Department of Electrical and Computer Engineering, University of Minnesota, Twin Cities, Minneapolis, 55455, MN, USA.
Department of Electrical and Computer Engineering, University of Minnesota, Twin Cities, Minneapolis, 55455, MN, USA.
Neural Netw. 2024 Jan;169:242-256. doi: 10.1016/j.neunet.2023.10.014. Epub 2023 Oct 16.

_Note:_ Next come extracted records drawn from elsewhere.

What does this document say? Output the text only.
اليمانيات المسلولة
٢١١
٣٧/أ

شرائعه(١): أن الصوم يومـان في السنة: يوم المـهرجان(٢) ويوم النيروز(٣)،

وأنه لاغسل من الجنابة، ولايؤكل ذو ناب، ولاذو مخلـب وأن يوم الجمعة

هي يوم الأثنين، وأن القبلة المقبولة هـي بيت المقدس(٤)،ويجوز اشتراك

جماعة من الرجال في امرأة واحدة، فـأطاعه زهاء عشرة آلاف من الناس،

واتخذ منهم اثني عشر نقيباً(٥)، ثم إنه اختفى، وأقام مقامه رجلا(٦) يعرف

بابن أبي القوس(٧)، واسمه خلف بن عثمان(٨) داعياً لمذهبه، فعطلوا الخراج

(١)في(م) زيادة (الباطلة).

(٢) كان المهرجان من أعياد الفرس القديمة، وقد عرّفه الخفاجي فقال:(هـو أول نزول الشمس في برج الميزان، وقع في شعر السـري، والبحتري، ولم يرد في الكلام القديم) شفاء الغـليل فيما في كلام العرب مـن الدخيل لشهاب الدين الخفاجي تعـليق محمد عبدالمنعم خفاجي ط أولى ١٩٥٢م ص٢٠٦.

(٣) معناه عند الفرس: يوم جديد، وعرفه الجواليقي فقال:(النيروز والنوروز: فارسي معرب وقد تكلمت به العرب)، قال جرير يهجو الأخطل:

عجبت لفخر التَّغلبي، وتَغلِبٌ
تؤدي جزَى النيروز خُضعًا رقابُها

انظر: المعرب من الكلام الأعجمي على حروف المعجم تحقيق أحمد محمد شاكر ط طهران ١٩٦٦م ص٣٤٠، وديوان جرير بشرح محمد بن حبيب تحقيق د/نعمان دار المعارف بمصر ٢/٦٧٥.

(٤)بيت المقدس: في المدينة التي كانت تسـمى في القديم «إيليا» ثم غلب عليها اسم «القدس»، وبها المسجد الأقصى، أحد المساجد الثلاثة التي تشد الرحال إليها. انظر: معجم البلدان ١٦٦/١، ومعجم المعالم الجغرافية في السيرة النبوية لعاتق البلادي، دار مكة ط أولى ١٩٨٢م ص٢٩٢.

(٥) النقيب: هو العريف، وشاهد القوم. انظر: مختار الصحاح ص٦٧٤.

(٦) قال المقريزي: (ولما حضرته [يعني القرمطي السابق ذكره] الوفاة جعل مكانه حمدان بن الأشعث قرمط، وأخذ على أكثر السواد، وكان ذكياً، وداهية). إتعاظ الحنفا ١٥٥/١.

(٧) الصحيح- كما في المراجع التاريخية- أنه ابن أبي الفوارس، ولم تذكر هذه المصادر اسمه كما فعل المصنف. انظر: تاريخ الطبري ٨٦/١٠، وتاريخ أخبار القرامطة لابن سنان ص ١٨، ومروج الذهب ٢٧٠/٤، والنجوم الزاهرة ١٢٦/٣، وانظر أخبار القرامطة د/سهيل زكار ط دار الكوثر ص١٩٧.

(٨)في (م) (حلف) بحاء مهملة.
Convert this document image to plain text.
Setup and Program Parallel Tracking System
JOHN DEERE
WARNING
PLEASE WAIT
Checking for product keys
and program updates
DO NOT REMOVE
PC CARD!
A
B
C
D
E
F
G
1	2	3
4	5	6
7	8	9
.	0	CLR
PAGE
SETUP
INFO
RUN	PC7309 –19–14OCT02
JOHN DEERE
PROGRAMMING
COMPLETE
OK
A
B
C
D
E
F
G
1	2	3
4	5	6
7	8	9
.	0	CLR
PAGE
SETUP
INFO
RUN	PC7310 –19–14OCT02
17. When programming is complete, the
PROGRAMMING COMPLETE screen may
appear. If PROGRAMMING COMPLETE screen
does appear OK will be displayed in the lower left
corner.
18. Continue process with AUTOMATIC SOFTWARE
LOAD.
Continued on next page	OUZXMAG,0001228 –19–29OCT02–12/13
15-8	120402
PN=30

We analyze generalization performance of over-parameterized learning methods for classification, under VC-theoretical framework. Recently, practitioners in Deep Learning discovered 'double descent' phenomenon, when large networks can fit perfectly available training data, and at the same time, achieve good generalization for future (test) data. The current consensus view is that VC-theoretical results cannot account for good generalization performance of Deep Learning networks. In contrast, this paper shows that double descent can be explained by VC-theoretical concepts, such as VC-dimension and Structural Risk Minimization. We also present empirical results showing that double descent generalization curves can be accurately modeled using classical VC-generalization bounds. Proposed VC-theoretical analysis enables better understanding of generalization curves for data sets with different statistical characteristics, such as low vs high-dimensional data and noisy data. In addition, we analyze generalization performance of transfer learning using pre-trained Deep Learning networks.
我们在 VC 理论框架下分析了过参数化学习方法在分类方面的泛化性能。最近,深度学习领域的从业者发现了“双下降”现象,即大型网络可以完美地拟合可用的训练数据,同时对未来(测试)数据也能取得良好的泛化效果。目前的共识观点是,VC 理论结果无法解释深度学习网络的良好泛化性能。相比之下,本文表明,双下降现象可以用 VC 理论的概念来解释,如 VC 维数和结构风险最小化。我们还提出了实证结果,表明使用经典的 VC 泛化界可以准确地对双下降泛化曲线进行建模。所提出的 VC 理论分析可以更好地理解具有不同统计特征的数据的泛化曲线,例如低维与高维数据以及噪声数据。此外,我们还分析了使用预训练的深度学习网络的迁移学习的泛化性能。